Genève : “Richard III“

, par  Pierre-René SERNA , popularité : 16%

Richard III, un opéra contemporain composé par Giorgio Battistelli, marque la saison du Grand-Théâtre. C’est aussi le retour d’une production de Robert Carsen qui avait fait sensation en son temps, à Anvers puis à Strasbourg.

Richard III avait ainsi été créé en 2005 à Anvers. Et l’un des premiers gestes de Marc Clémeur, lors de sa prise de fonction à la tête de l’Opéra du Rhin en septembre 2009, fut de ramener dans ses bagages cette production de l’Opéra des Flandres dont il était jusque-là le directeur. C’est donc la seconde reprise, avec Genève et à l’initiative cette fois de Tobias Richter, d’un opéra actuel. Phénomène suffisamment rare pour être souligné, quand on sait le caractère souvent éphémère – pour ne pas dire mort-né – de la création lyrique contemporaine.

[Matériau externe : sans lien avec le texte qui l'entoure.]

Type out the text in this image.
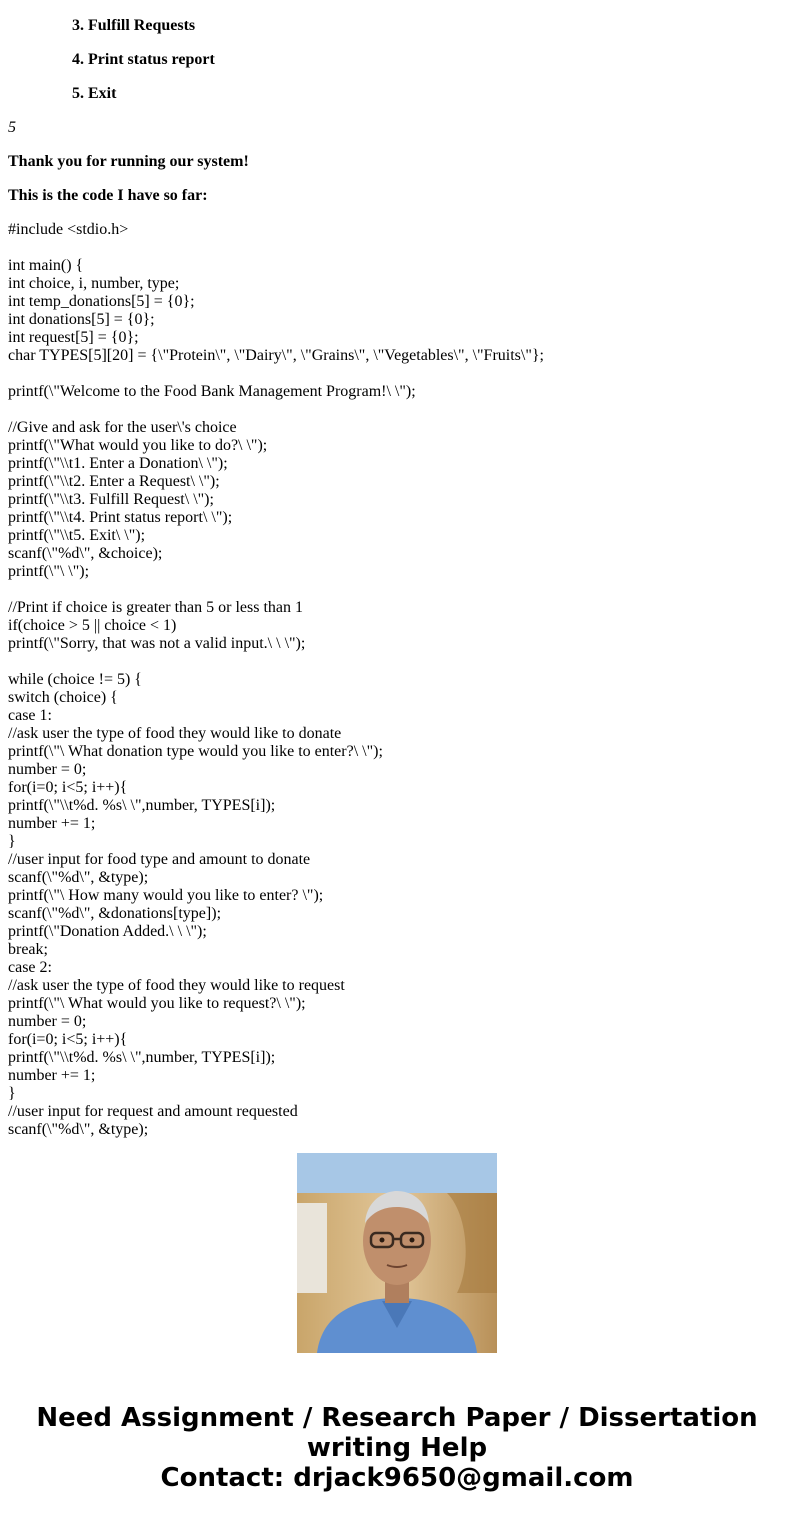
3. Fulfill Requests
4. Print status report
5. Exit
5
Thank you for running our system!
This is the code I have so far:
#include <stdio.h>
int main() {
int choice, i, number, type;
int temp_donations[5] = {0};
int donations[5] = {0};
int request[5] = {0};
char TYPES[5][20] = {\"Protein\", \"Dairy\", \"Grains\", \"Vegetables\", \"Fruits\"};
printf(\"Welcome to the Food Bank Management Program!\ \");
//Give and ask for the user\'s choice
printf(\"What would you like to do?\ \");
printf(\"\\t1. Enter a Donation\ \");
printf(\"\\t2. Enter a Request\ \");
printf(\"\\t3. Fulfill Request\ \");
printf(\"\\t4. Print status report\ \");
printf(\"\\t5. Exit\ \");
scanf(\"%d\", &choice);
printf(\"\ \");
//Print if choice is greater than 5 or less than 1
if(choice > 5 || choice < 1)
printf(\"Sorry, that was not a valid input.\ \ \");
while (choice != 5) {
switch (choice) {
case 1:
//ask user the type of food they would like to donate
printf(\"\ What donation type would you like to enter?\ \");
number = 0;
for(i=0; i<5; i++){
printf(\"\\t%d. %s\ \",number, TYPES[i]);
number += 1;
}
//user input for food type and amount to donate
scanf(\"%d\", &type);
printf(\"\ How many would you like to enter? \");
scanf(\"%d\", &donations[type]);
printf(\"Donation Added.\ \ \");
break;
case 2:
//ask user the type of food they would like to request
printf(\"\ What would you like to request?\ \");
number = 0;
for(i=0; i<5; i++){
printf(\"\\t%d. %s\ \",number, TYPES[i]);
number += 1;
}
//user input for request and amount requested
scanf(\"%d\", &type);
Need Assignment / Research Paper / Dissertation
writing Help
Contact: drjack9650@gmail.com
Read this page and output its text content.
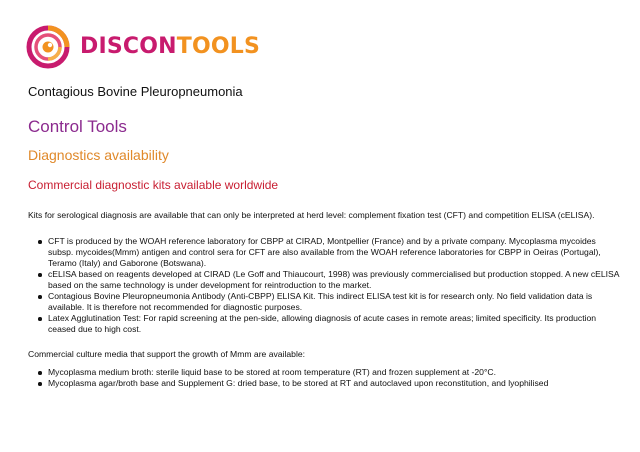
DISCONTOOLS
Contagious Bovine Pleuropneumonia
Control Tools
Diagnostics availability
Commercial diagnostic kits available worldwide
Kits for serological diagnosis are available that can only be interpreted at herd level: complement fixation test (CFT) and competition ELISA (cELISA).
CFT is produced by the WOAH reference laboratory for CBPP at CIRAD, Montpellier (France) and by a private company. Mycoplasma mycoides subsp. mycoides(Mmm) antigen and control sera for CFT are also available from the WOAH reference laboratories for CBPP in Oeiras (Portugal), Teramo (Italy) and Gaborone (Botswana).
cELISA based on reagents developed at CIRAD (Le Goff and Thiaucourt, 1998) was previously commercialised but production stopped. A new cELISA based on the same technology is under development for reintroduction to the market.
Contagious Bovine Pleuropneumonia Antibody (Anti-CBPP) ELISA Kit. This indirect ELISA test kit is for research only. No field validation data is available. It is therefore not recommended for diagnostic purposes.
Latex Agglutination Test: For rapid screening at the pen-side, allowing diagnosis of acute cases in remote areas; limited specificity. Its production ceased due to high cost.
Commercial culture media that support the growth of Mmm are available:
Mycoplasma medium broth: sterile liquid base to be stored at room temperature (RT) and frozen supplement at -20°C.
Mycoplasma agar/broth base and Supplement G: dried base, to be stored at RT and autoclaved upon reconstitution, and lyophilised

La production est d’ailleurs ici entièrement en l’état, à nouveau sous la férule de Robert Carsen. Puisque dans le cas de cet ouvrage, il convient de parler d’une collaboration étroite entre le metteur en scène, le compositeur et le librettiste. Une sorte de travail d’atelier qui unit musique, art plastique et littérature. Sachant que le librettiste Ian Burton puise à la pièce théâtrale éponyme de Shakespeare, l’allégeant quelque peu et mettant au goût du jour son langage – en anglais, toujours. Reste la trame générale, avec la monstrueuse et sanguinaire folie du personnage principal. Le plateau se convertit ainsi (pour nous qui avions vu en son temps cette mise en scène à l’Opéra de Strasbourg) en un sol de sable rouge, parsemé de personnages tout de noir vêtus devant un fond de gradins. Sang et arène ! disait Vicente Blasco Ibañez. Et, comme toujours avec Carsen, tout résulte parfaitement défini, les situations comme les mouvements, pour aboutir à un sentiment d’horreur impressionnant.

Pour sa part, la musique de Giorgio Battistelli mêle violence orchestrale et chorale, atonalité et tonalité, avec une ligne vocale à l’ambitus restreint pour les solistes : peut-être l’aspect difficile de l’opéra, qui pourrait rendre un peu ardues quelque trois heures de durée dépourvues de grands débordements lyriques. Mais l’orchestre sait insuffler chaud et froid, sans un moment de relâchement. Car Battistelli, compositeur né en 1953, ne fait pas grâce de son savoir-faire et de sa science. Avec une touche de sensualité, italienne peut-être, qui n’hésite pas à jouer de la séduction, au rebours des sons à rebrousse-oreille où d’autres compositeurs actuels se complaisent.